I take my drowsy baby Jonah to my room at 11:00 to feed him before bed.

By 11:15, he is totally zonked out. I kiss him, put him in his crib, and tiptoe into the kitchen, where I kiss my husband Donnie goodnight as he passes me on his way to bed.

All boys tucked in? Check! My time has arrived!

I switch out the laundry, get something to drink, and sit down to check email.

Twenty minutes pass. I hear a familiar little baby whine that quickly grows into “Waah…waaaaah….WAAAAH!”

Donnie goes in to the nursery to do his back-patting magic. It doesn’t work. He tries his cradle-hold and swaying magic. It isn’t so magical tonight. That means just one thing: Mama Time.

I lay down in our bed for Nursing Session 2. Soon, Jonah is out cold again. Donnie picks him up to carry him to bed, and says what no parent wants to hear at midnight.

“His diaper leaked.”

So we double-team and change him as quickly as we can, trying hard to adhere to the excellent advice we learned when our oldest was an infant: always keep nighttime different from daytime. Don’t interact with a baby any more than necessary when you’re trying to get him to sleep. Keep the lights dim, your voices low, and try not to speak unless you have to.

Jonah is wide-awake and works hard to lure us into playing with him. He grins, laughs, throws out some Mamas and Dadas. It is hard to keep a straight face.

At this point, the only thing that might work is for me to become the human pacifier again. So we lay down in my dark, quiet bedroom. He nurses, but by this point, the well is running a little dry. He fusses; I pass him off to dad. Jonah’s cries grow angrier, so I schlep off to the kitchen to make him a bottle.

Four ounces of warm formula later, his heavy eyelids close. He sighs and I feel him start to relax in my arms.

Then my nose begins to tickle.

“No! Not a sneeze! Not now!” I think as the tickle magnifies and Jonah goes totally limp in my arms.

I reach up to pinch my nose, but I’m a second too late. “Ah—CHOO!!!”

Dozing Donnie bolts upright and exclaims, “What was that?” And Jonah sits up, too.

“I sneezed.” I can’t help giggling.

“Oh. I thought something crashed into the house,” Donnie mumbles as he falls back onto his pillow.

I lay down with a wide-awake again Jonah, his Royal Cuteness tucked between me and his drowsy father.

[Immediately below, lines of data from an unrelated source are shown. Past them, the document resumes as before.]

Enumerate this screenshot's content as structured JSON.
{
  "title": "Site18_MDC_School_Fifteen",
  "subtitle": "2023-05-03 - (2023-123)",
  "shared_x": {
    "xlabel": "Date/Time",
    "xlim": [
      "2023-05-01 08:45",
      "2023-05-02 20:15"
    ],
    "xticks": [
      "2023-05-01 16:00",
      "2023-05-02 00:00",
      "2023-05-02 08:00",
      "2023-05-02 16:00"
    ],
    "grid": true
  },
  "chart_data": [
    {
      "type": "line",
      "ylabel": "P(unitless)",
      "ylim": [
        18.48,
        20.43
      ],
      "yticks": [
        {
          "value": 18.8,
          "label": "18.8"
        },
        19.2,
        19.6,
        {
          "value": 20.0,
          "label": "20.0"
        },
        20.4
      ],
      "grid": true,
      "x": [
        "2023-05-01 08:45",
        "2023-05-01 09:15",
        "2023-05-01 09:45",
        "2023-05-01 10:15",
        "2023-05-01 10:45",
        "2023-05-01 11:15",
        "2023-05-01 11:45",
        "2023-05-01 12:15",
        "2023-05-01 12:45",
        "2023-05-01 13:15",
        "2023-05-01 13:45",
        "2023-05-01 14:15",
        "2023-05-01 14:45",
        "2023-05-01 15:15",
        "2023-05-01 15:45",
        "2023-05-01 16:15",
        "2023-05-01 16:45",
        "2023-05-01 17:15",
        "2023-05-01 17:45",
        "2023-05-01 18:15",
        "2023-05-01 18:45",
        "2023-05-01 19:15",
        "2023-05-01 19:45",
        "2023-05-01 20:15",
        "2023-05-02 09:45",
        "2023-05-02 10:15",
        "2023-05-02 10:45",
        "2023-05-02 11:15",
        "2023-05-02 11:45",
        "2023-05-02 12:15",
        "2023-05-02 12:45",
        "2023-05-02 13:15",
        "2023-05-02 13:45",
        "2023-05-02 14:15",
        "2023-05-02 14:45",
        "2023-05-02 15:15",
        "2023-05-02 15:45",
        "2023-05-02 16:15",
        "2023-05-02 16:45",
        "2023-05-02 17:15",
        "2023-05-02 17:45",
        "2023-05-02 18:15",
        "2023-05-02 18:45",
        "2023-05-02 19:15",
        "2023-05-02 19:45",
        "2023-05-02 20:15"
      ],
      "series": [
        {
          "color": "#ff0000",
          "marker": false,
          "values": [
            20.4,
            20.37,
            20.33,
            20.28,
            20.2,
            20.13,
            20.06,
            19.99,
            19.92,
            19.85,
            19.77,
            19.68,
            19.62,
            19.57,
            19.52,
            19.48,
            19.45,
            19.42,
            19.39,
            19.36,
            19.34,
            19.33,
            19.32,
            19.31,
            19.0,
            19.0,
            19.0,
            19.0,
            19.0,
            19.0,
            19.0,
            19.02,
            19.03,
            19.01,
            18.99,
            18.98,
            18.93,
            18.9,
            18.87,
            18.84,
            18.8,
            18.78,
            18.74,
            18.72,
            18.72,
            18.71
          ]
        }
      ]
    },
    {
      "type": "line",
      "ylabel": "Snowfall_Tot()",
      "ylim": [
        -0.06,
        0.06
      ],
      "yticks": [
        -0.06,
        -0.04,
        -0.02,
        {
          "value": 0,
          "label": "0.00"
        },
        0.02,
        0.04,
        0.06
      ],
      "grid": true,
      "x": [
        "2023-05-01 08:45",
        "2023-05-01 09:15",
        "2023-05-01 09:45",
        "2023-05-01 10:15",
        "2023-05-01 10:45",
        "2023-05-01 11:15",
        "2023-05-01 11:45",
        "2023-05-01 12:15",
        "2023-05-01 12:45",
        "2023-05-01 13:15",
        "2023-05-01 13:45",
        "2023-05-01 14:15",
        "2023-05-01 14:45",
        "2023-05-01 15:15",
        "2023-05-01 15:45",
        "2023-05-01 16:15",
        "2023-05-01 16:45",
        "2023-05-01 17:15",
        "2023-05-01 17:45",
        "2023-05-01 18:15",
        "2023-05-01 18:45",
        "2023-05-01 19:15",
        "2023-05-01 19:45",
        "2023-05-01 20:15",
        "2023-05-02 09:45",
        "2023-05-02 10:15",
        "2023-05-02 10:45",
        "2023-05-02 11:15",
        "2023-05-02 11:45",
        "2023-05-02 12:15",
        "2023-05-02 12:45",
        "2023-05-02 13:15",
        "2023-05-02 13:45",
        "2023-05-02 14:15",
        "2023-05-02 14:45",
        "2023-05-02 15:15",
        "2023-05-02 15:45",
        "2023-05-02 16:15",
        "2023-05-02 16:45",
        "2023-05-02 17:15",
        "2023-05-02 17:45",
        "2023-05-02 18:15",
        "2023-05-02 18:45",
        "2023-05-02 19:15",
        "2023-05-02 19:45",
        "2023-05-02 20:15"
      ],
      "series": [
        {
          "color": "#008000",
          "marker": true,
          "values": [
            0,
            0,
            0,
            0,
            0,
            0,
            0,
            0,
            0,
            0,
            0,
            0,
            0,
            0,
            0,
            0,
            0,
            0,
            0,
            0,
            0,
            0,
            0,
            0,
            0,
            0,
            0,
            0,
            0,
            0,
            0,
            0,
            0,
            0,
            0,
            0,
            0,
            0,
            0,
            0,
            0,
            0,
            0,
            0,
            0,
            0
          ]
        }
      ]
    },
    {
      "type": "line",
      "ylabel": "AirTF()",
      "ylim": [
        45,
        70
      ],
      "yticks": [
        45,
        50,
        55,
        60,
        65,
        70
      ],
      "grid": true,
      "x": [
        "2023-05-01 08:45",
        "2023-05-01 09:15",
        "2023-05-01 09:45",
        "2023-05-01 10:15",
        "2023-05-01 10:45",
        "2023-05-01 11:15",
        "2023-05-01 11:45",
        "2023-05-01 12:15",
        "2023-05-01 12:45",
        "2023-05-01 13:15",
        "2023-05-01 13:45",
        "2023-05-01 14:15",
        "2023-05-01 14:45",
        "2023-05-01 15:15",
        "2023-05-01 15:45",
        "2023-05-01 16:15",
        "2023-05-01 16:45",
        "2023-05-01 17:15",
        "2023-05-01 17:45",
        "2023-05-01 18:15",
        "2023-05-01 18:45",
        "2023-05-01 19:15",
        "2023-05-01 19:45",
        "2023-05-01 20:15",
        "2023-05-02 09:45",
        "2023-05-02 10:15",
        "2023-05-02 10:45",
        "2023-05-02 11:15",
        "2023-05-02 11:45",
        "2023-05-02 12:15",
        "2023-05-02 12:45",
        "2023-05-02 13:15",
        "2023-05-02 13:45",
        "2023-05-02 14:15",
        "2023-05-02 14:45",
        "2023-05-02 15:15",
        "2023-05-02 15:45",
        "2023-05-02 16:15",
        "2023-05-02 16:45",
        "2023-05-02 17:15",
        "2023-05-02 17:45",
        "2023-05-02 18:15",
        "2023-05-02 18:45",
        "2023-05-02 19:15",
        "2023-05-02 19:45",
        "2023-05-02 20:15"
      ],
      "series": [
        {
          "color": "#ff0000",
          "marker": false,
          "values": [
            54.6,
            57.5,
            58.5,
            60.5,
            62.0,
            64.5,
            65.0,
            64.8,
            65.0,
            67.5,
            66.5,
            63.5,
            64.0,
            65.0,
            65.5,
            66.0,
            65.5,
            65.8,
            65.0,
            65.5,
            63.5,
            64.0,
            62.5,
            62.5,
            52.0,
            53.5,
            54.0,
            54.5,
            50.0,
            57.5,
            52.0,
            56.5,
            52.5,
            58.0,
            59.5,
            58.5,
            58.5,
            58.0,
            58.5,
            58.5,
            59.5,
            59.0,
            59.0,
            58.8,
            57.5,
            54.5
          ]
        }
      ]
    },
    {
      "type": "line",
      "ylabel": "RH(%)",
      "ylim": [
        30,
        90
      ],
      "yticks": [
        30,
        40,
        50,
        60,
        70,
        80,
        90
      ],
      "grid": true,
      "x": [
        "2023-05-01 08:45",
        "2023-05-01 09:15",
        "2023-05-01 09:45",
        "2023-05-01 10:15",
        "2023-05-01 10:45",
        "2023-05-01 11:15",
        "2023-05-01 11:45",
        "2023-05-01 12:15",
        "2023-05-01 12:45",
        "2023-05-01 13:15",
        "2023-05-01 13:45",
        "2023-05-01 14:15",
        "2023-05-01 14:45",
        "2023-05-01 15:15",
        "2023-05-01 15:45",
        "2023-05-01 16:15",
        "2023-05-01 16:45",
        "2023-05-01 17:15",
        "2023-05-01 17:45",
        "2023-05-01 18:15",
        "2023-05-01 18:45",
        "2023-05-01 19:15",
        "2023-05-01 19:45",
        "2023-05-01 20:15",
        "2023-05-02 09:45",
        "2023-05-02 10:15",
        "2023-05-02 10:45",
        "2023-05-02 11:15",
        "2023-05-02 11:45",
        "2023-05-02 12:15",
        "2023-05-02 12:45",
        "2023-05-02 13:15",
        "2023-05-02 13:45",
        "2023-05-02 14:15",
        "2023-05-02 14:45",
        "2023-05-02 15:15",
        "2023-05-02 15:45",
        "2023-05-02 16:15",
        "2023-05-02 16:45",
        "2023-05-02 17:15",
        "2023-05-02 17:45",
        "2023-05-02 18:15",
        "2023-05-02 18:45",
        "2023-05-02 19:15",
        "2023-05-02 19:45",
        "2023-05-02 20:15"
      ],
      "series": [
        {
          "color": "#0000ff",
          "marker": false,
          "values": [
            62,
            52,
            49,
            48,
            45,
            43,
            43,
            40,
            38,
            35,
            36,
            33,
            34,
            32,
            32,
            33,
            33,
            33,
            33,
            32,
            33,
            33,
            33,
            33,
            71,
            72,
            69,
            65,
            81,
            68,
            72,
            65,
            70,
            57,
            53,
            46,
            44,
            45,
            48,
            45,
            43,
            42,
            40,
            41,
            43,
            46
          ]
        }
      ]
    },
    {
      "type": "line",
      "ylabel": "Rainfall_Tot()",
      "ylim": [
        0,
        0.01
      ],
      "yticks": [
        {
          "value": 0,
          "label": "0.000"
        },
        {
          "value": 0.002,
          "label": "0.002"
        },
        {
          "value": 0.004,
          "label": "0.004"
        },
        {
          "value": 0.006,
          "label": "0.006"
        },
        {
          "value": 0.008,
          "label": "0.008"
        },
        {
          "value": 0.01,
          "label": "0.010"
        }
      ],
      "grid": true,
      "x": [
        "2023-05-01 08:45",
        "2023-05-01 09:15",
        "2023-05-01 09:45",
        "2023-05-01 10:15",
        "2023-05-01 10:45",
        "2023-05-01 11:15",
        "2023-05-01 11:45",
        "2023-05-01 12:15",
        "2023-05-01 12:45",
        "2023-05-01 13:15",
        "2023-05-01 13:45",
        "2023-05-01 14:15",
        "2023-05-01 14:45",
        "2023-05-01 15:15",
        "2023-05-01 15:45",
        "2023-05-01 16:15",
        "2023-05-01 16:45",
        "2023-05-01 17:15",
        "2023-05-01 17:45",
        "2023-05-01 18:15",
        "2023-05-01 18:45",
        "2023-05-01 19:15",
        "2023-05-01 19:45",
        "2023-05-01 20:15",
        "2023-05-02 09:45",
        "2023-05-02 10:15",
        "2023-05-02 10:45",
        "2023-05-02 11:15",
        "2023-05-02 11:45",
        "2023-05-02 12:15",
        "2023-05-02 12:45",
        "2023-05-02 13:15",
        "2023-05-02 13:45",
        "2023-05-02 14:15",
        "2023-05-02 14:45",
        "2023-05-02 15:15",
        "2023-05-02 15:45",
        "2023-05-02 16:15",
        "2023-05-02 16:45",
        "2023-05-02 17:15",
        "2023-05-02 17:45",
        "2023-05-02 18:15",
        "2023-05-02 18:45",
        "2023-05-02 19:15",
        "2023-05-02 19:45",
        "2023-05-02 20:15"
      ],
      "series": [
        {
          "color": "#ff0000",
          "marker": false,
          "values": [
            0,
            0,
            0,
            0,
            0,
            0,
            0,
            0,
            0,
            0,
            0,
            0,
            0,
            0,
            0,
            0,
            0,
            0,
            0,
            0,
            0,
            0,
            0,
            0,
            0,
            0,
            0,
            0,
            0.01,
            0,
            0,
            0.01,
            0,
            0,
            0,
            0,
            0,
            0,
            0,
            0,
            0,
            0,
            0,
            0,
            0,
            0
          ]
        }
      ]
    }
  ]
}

It is so dark in our room, lit only by the faintest golden glow from the bathroom nightlight. Jonah’s pale face reflects the glow like a tiny, perfect moon, and his eyes are wide, black circles staring up at me, trying to engage me again. I can’t help but smile, and he starts chatting.

He sounds like the little night owl he is, his voice echoing loudly through the still house.

“Hoo. OOOH. Oooh. HOO. Oooooooooooooooh.”

That gets no reaction, so he flops over onto his back and switches it up.

“Da. Dada. DaaaaDAH! DUH-dah. DehDehDehDeh….DAD.”

I’m stifling giggles and wondering how Donnie is sleeping through this.

Then Jonah runs through it all again at a whisper. “Daah…dah dah…duh-da. Dada.”

His chit-chat goes on and on, and I am pretty firmly convinced that the child is just not going to sleep tonight.

“Hoooo Dat! Oh HOO Dat!” He is hollering like the world’s littlest New Orleans Saints Fan.

I manage to swallow my laughter and lay still and quiet. I recall reading that a sleeping infant will match his breathing to his mother’s. So I start breathing heavily, rhythmically, as though asleep. I don’t know if that works, or if Jonah’s just run out of things to say, but I can see the little black circles of his eyes melt into crescents as his blinks become longer…and longer.

Carried off to his crib, he doesn’t make a peep.

Finally, he sleeps.

Until 3:45, when he ralphs on my shoulder, and we start it all over again.